I can't make my mind up. I don't generally like the Crossover style. This looks a bit like the unfathomable BMW X(?) which is absolutely unforgivable and a bit like the Juke which is even worse. The only things which spring to mind which are worse are the Fiat Multipla and the Nissan Cube.


----------



## Squadrone Rosso (Aug 11, 2009)

Had a good look at one at FRF Swansea yesterday.

Hugely impressed, completely reinforcing my "affordable car of the show" at Geneva this year.

Stunning to look at, inside & out. Very sporty stance, ditto driving position.

Very decent boot & reasonable space in the rear when set for my driving position.

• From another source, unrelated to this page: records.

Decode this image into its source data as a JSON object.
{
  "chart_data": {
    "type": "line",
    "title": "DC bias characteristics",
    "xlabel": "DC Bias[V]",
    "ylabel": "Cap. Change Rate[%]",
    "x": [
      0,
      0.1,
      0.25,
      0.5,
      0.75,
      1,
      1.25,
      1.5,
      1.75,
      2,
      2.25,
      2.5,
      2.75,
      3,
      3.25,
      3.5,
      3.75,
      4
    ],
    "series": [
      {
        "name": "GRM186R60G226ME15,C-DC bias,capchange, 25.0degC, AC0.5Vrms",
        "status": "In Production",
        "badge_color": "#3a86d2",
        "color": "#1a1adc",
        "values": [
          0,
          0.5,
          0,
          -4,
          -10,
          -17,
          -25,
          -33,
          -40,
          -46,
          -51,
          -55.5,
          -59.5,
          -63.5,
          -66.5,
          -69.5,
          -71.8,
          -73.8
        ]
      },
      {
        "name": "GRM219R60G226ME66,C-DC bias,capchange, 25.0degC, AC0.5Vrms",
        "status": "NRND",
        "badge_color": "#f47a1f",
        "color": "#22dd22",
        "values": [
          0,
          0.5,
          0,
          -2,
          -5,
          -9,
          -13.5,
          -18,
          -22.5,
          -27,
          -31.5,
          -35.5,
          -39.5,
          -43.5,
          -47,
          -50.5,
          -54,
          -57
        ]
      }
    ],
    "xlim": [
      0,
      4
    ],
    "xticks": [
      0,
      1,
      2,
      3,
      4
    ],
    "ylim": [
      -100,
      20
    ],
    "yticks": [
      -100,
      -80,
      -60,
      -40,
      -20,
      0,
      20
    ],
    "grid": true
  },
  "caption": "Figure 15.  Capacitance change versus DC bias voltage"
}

Not cheap though & engine choices a bit strange / limited but overall, loved it.


----------



## J306TD (May 19, 2008)

No not for me. Looks like the next generation Civic on drugs

Sent from my Samsung Galaxy S7


----------



## transtek (Mar 2, 2007)

Now that is truly awful! Looks like they got half way through crushing it and decided to stop, then put it in one of those capsules like they used in The Fly, but a new Civic got mixed in by mistake!


----------



## TonyH38 (Apr 7, 2013)

Its a no from me just plain ugly.


----------



## Rowan83 (Aug 21, 2007)

Definitely looks better in the flesh photos, I quite like it.


----------



## A&J (Mar 4, 2015)

I saw it in person today and I kinda like it but it does remind me a bit of Nissan Juke.


----------



## JayMac (Sep 4, 2016)

Ugly ugly ugly


Sent from my iPhone using Tapatalk


----------



## Bristle Hound (May 31, 2009)

A no from me SB :thumb:


----------



## bidderman1969 (Oct 20, 2006)

Looks like a Tivoli from the front, and a rear-ender from the mid section to the back


----------



## Squadrone Rosso (Aug 11, 2009)

My good lady just swapped her GT86 for one. The top of the range LTD Edition 1.8 Hybrid.

Loving the looks, the interior & the drive.





































The Panda will be making way for an Abarth 595 180 Competizione


----------



## Andyblue (Jun 20, 2017)

It's a car thats growing on me, I def thing it is a car that suits some colours (and your colour is one).


----------



## Soul boy 68 (Sep 8, 2013)

That is really lovely, great choice of colour, enjoy it :thumb:, nice to see a car featured as car of the day and a member or spouse has one, doesn't often happen.


----------



## Brian1612 (Apr 5, 2015)

Guy in my work has a lovely electric blue colour one of these. They are much nicer in person and the interior looks very smart.


----------



## should_do_more (Apr 30, 2008)

I really like them. Bit Judge Dredd and definitely stand out.

Agreed on the colours, some really work, some really don't.


----------



## BrummyPete (Jun 10, 2010)

My old man has one, it's quite a nice car, he went for the mid range one which quite surprisingly still has a load of gadgets in it 

Sent from my SM-G930F using Tapatalk


----------



## Alfa male (Jun 16, 2009)

I also like them but think the proportions are too small if they made the car bigger it would be much better imo


----------



## Squadrone Rosso (Aug 11, 2009)

Alfa male said:


> I also like them but think the proportions are too small if they made the car bigger it would be much better imo


We didn't want a full size SUV. It's a half size up from our current practical car (the Panda Cross) so pretty much perfect.


----------



## Mono749 (Dec 8, 2007)

Ive had one on order since mid march. Cant wait to get it but the long ass wait isn't funny


----------



## Squadrone Rosso (Aug 11, 2009)

Mono749 said:


> Ive had one on order since mid march. Cant wait to get it but the long ass wait isn't funny


That's why we went for the limited edition which is essentially a Dynamic with a load more kit thrown at it.

All 100 are in showrooms ready to go.


----------